I was going to turn in any case to the point about estates falling to the Crown. I recognise the committee’s view that estates should not fall to the Crown. We are giving further consideration to the matter in advance of stage 2. The key is how a rule might be framed. TrustBar offered a draft provision, but we need to understand whether it would work better in practice.
Currently, estates that appear to fall to the Crown are first investigated by the national ultimus haeres unit and then passed to the Queen’s and Lord Treasurer’s Remembrancer. The QLTR administers the estate, paying any debts, and it is then added to the list of unclaimed estates. Those estates are advertised on the website as having fallen to the Crown, but we understand that blood relatives are found in most cases, if not all. There is, therefore, a practical time and resource issue. Although I am not averse to amending the bill on this issue, we need to bottom out the practicalities. It would be pointless to amend the bill if we could not give the amendment effect or if giving it effect would place a significant financial burden on the estate. There are also likely to be different views on what any rule would be for distributing the estate in those circumstances. I take the point that Nigel Don made about having a simpler process, and I will reflect on it after the debate. I hope that that makes clear the Government’s position. We are engaged in discussions and will reflect on them.
I am pleased that there has been such clear support for the proposals today from across the chamber, including from Conservative and Labour members.

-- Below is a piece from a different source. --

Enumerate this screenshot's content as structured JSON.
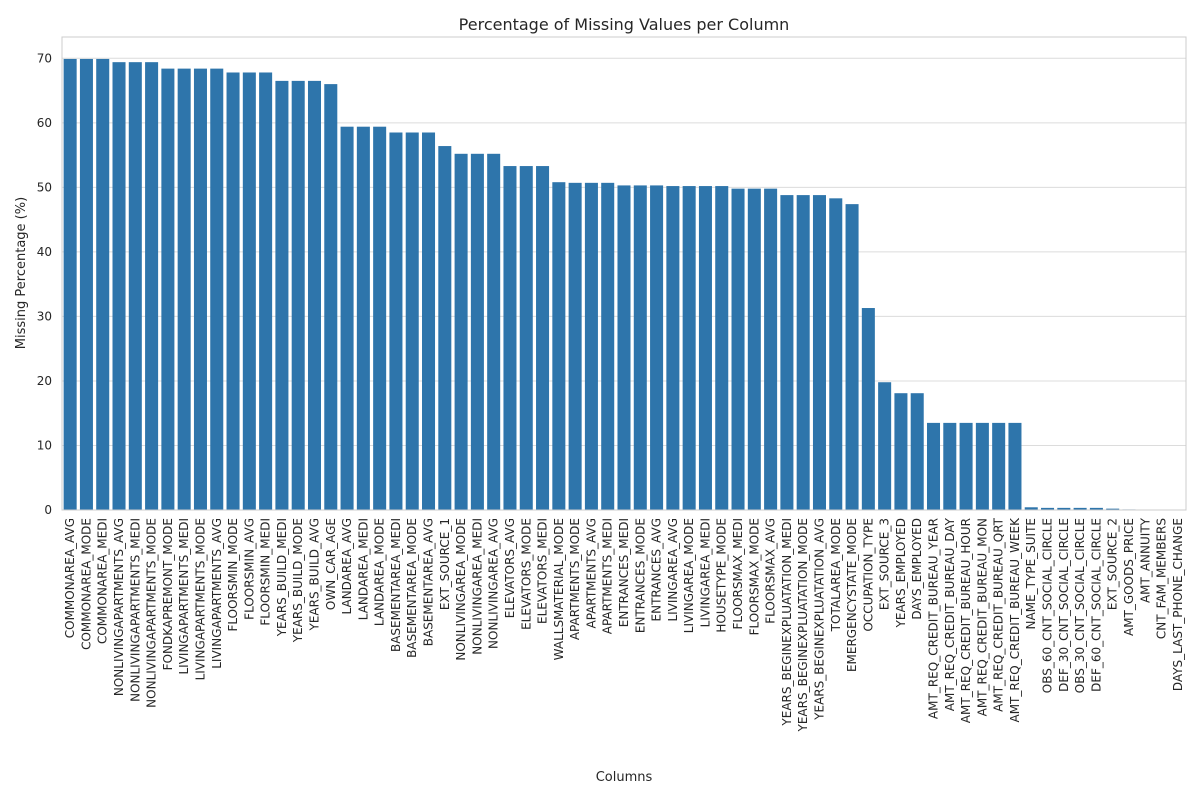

I welcome the support of those parties for the bill. There is no doubt that it will make a positive difference as it strives to deliver fairer outcomes at what is often a terrible time in people’s lives, when the last thing that they need is confusion and uncertainty.
In my last minute and a bit, I would like to reflect on a couple of points that members made. Stewart Stevenson talked about software, and I will reflect on the points that he made. A key point is that an online pro forma would not provide the necessary evidence to support a claim for rectification—I think that Stewart Stevenson accepted that. If a testator drew up their own will on paper or online, the provision in question would not apply. We are aware of some online forms that involve the presence of a lawyer. They might be covered by the bill but, where there is no lawyer present, that is clearly a challenge.
Elaine Murray made points about reasonable time. We have been reflecting closely on the evidence that was given to the committee and the committee’s view about the six-month period running from the date of confirmation as opposed to the date of death. We will come back to Parliament with further detail on that point.
On the issue of the testator requiring to be domiciled in Scotland on the date of their death, which Elaine Murray also talked about, we share the view of the Law Commission and the committee that the rule about the effect of divorce, dissolution and annulment on a will should apply in cases in which a testator dies domiciled in Scotland and not simply in cases in which the testator was domiciled in Scotland at the time of divorce, dissolution or annulment.
I see that I have run out of time. I thank members for their thoughtful contributions, and I look forward to working with them to deliver the bill at stage 2 and stage 3.